Here we look at Yorkshire's part in the British slave trade and the impact left in our historic environment.

Harewood House

Henry Lascelles (from 1690 to 1753) was a banker and sugar importer who held shares in 21 ships involved in the slave trade between Barbados and Africa. He bought land in Yorkshire with the fortune he amassed.

In 1759 his son Edwin Lascelles, Baron Harewood (from 1712 to 1795), laid the foundation stone of Harewood House, Harewood, Leeds LS17 9LG.

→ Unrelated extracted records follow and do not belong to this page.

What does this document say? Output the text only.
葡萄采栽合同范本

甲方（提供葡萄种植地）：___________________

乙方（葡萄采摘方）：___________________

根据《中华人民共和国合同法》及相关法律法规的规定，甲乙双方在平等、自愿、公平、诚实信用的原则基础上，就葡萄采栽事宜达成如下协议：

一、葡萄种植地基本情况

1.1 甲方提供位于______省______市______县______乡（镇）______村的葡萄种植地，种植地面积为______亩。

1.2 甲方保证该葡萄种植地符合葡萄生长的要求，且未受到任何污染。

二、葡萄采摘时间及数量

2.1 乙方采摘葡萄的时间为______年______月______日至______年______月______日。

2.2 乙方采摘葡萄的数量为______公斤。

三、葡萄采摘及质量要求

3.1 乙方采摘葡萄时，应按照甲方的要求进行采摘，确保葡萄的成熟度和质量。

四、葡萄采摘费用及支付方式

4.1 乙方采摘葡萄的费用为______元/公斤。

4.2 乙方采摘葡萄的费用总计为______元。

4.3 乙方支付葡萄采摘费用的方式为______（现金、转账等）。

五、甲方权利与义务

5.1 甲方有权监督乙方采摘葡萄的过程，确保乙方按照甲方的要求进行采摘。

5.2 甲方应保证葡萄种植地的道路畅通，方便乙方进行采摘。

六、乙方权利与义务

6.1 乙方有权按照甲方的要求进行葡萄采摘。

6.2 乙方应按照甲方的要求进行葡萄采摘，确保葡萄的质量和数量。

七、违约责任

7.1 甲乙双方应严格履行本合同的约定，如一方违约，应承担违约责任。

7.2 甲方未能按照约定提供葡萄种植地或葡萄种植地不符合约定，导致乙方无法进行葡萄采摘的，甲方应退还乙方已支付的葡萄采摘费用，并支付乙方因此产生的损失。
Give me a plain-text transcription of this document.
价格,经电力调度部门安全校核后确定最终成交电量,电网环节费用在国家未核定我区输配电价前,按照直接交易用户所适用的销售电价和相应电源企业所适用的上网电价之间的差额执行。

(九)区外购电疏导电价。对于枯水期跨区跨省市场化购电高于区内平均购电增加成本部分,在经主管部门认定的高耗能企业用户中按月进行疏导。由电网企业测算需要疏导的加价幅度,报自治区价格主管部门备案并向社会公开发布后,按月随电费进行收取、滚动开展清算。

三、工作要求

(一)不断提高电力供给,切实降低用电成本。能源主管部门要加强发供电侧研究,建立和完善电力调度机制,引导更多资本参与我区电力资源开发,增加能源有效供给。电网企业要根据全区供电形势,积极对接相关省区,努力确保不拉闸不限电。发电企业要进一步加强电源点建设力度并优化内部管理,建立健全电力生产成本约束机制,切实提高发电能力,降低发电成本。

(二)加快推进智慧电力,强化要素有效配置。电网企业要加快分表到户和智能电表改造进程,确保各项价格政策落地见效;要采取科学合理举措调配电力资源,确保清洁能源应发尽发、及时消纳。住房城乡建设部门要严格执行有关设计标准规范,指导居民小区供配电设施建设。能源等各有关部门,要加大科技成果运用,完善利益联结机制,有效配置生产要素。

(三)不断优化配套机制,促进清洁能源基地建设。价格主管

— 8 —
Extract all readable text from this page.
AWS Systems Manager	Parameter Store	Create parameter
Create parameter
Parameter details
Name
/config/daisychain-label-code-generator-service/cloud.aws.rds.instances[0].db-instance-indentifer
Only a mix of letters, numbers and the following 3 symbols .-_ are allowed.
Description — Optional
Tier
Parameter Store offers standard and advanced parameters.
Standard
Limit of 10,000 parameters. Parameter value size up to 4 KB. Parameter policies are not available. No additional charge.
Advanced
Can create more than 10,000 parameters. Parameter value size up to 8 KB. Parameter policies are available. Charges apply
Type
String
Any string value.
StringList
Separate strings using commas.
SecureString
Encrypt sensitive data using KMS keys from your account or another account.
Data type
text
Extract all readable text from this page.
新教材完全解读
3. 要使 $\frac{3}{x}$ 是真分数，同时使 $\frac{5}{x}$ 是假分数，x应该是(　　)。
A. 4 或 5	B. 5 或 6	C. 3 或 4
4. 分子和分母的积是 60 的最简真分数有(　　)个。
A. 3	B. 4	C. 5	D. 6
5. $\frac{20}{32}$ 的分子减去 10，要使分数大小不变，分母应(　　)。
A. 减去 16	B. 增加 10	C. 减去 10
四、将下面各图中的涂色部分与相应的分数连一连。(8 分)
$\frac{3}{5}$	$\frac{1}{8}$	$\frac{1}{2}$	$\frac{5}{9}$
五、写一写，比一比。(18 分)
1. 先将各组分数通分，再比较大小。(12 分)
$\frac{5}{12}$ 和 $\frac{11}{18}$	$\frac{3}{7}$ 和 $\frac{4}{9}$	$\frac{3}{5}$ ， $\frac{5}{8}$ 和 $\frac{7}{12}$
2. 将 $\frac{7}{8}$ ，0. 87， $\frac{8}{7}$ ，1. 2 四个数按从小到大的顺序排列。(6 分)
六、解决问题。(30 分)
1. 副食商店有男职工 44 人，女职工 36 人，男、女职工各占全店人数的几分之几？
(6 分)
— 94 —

Room containing gilt edged furniture and a grand piano and decorated with gilt framed oil paintings.
The music room at Harewood House © Reproduced by kind permission of the Earl and Countess of Harewood

Sneaton Castle

In 1820 James Wilson (birth unknown, died in 1830) bought Sneaton Castle, Whitby, Yorkshire YO21 3QN. Wilson also owned a sugar plantation in St. Vincent, where in 1827 he employed 231 'negroes'.

In Whitby he set out to be a pillar of the community. In 1823 he rebuilt the church of St. Hilda in Sneaton and between 1826 and 1830 was MP for nearby York. In his first Parliamentary speech he opposed the immediate emancipation of slaves.

Sneaton Castle is now a conference centre.